Sonic LAB: Softube Monoment Bass Synth Plug-in

US Designed for the lower end      05/08/19
    MP4 14:31 mins    

Softube's have another new virtual instrument - this time its aimed at the lower end  - not in terms of quality, but Bass of course. Monoment is a monophonic key span limited instrument with samples taken from a rarified collection by sound designer Tobias Menguser. Multi-sampling the instruments (in stereo) through signal paths designed to give the optimum bass-ness.

Momonent  Bass requires around 2.2GB of data and runs under VST/VST3, AU or AAX (all 64-bit hosts required).

iLok
Yeah, for some reason this still appears to be a dirty word to some people, but honestly these days, you don't need a physical iLok to run protected applications, just and account and the software authorization will work fine and is not intrusive (imho).

Sounds
Okay there's a ton of presets from various names which show off the monster bass characteristics of this instrument - I mean its a bass instrument and it has plenty of usable bass - the on board FX greatly help in making this a mix-ready sound source and it will give plenty of girth.

Structure
Two sample sources A+B which can have any one of the 100 stereo waveforms loaded into each with a -1/0/+1 octave and detune between. Additionally you can add noise and attack transients into the mix  as Analogue Dirt, which come into play when using the Aging parameter (more on that later)

These go into the low pass modeled filter with 24,12 and 6dB settings and resonance which can scream. There's a single LFO, plus Amp and Filter envelopes - both are A/R type,  so quite simple.

Additional simple controls  include the ability to blend the A/B signals, and also to make that frequency dependent via a crossover, the main tonal one is called Punch and is like a dynamic Envelope - at midday setting (12 o'clock) iis neutral, but over to the left it will get softer and longer, but to the right, it introduces more snappy attacks almost into the transient designer territory and can give a real whack to the sound.

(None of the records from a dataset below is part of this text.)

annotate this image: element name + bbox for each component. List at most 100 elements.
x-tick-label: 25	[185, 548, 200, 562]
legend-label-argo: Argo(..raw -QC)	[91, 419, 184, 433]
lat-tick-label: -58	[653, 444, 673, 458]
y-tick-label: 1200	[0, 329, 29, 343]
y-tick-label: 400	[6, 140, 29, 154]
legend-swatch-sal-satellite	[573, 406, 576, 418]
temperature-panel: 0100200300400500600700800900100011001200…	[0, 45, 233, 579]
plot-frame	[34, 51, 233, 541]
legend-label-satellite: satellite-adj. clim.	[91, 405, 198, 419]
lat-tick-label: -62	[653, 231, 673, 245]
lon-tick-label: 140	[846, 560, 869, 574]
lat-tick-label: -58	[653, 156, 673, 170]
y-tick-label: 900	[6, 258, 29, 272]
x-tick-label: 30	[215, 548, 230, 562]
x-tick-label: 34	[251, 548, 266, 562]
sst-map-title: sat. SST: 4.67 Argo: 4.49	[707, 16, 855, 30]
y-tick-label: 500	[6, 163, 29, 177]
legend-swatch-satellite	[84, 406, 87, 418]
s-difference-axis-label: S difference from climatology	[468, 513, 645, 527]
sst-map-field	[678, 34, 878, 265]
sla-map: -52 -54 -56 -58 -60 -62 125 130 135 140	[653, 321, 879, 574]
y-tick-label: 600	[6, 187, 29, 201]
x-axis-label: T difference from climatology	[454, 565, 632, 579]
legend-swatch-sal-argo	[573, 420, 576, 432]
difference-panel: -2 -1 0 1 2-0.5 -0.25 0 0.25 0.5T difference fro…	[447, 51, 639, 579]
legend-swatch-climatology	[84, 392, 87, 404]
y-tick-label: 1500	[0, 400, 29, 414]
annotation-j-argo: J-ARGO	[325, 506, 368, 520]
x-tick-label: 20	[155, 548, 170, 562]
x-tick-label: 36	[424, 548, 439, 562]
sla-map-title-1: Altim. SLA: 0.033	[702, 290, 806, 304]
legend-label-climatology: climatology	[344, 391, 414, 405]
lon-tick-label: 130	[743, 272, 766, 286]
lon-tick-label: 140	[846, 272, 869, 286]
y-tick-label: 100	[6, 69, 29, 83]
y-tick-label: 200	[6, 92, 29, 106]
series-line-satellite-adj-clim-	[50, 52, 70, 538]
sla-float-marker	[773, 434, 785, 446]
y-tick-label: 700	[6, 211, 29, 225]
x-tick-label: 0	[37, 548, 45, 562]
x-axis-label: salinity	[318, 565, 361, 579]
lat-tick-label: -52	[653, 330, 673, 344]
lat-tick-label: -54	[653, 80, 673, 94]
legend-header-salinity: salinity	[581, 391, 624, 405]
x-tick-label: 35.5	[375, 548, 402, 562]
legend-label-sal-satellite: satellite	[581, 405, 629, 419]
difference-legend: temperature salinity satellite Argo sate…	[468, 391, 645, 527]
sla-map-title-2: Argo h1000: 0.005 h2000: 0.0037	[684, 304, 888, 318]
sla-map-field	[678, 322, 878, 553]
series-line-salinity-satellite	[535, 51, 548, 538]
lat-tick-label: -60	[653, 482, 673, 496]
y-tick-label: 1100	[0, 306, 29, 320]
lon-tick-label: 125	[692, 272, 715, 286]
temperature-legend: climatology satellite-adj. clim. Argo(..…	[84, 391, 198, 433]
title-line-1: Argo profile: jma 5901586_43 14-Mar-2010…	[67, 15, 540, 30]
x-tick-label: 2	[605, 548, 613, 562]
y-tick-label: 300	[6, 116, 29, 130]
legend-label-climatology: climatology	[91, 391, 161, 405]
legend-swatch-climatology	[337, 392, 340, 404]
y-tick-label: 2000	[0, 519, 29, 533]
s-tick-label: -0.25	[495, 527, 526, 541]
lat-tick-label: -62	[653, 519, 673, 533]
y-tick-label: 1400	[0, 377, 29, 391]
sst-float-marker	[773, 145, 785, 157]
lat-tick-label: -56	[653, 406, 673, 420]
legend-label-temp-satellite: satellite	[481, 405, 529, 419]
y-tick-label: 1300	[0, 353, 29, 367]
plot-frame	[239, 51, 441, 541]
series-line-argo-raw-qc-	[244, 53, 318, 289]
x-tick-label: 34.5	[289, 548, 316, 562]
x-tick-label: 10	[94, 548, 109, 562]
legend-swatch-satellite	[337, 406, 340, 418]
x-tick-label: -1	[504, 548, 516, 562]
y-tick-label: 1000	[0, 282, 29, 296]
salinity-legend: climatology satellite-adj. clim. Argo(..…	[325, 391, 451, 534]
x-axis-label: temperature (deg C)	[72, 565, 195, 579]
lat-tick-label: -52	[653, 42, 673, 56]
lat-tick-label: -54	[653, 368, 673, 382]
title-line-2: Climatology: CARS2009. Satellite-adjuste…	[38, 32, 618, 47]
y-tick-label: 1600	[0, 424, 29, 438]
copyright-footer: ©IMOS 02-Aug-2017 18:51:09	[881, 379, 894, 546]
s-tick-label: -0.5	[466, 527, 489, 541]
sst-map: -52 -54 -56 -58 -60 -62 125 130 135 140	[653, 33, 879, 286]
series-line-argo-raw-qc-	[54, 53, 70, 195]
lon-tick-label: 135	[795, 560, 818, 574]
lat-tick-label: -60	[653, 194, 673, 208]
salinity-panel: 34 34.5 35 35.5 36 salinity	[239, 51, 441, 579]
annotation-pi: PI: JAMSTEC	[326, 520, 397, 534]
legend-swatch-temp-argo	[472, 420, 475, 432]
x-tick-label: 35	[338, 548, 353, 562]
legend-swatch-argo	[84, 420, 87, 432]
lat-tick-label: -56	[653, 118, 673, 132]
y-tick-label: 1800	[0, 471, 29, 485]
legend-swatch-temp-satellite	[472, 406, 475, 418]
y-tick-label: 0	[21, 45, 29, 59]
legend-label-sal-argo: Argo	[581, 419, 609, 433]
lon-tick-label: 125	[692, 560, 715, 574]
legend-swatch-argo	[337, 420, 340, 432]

Aging - this dial starts at New and goes right around to Old  introducing artifacts and inconsistencies into the sound - it also adds more of the Analog Dirt into the sound. It an interesting idea, though quite subtle.

The FX is where things get spicy - with a switchable Analog/Digital distortion/saturation control its possible to radically (or subtly) transform the sound. 

Next is Ambience - yes I was a bit surprised by this, I mean reverb on bass? But its actually pretty cool and can bring to life otherwise quite static bass sounds - especially useful in genres which have the room for the bass to occupy more sonic space. 

Equalization adds a simple but quite powerful Bass and Treble control - more useful I found for cutting the bass than adding it as there's generally plenty there from the get go.

Multiband -  a built in one knob multi-band compression processor which tames large bass sounds quite nicely and can bring out additional sonic characteristics and level the overall volume,

Spacialization -  another surprise here, can throw out the bass elements out quite wide - in some extreme settings cases makes it a bit phasey - again probably not so good for mixes destined for vinyl - cutting engineers would have a fit! But for digital delivery pretty interesting. Its possible to mono the sub portion of the sound and throw the higher frequencies out wide though so you should be able tyo save the cutting head.

 

Limitations
First up, you should note that its monophonic (as in single stereo voice) and has a limited key range up to the F above C3. I guess this mean less samples, less work etc.

It should also be noted that for some reason there no program change support. Now this probably wont be all that much of an issue, but for a reviewer its a PITA and also if you were planning on using this live as a sound source with preset changes sent from a master keyboard. This could easily be fixed in an update and probably will I imagine.

There is also no MIDI learn for any parameters - although within Live I could access pretty much all of them, it was not possible to learn from within the plug-in and consequently no NKS compatibility or repeatable controller mapping - which in a relatively simple plug-in like this seems quite odd. I was able to do things alike add LFO's to certain parameters using the Robert Henke (free) LFO 2 Max For Live device - which provided for more synthesis and modulation.

Conclusion
Monoment Bass
is a good sounding instrument it has plenty of low end, some decent patches, with the ability to vary them quite considerably. However I think the lack of program change and controller mapping is a bit of an oversight and doesn't really allow you to take full advantage of the computer based instrument. However, one would assume that these would most likely be fixed in an update,

Softube Monoment Bass is available now priced at $99 directly from Softube.com - of course you can also register for a Softube account and download a demo to check it out. It certainly fills a bass shaped space in most mixes.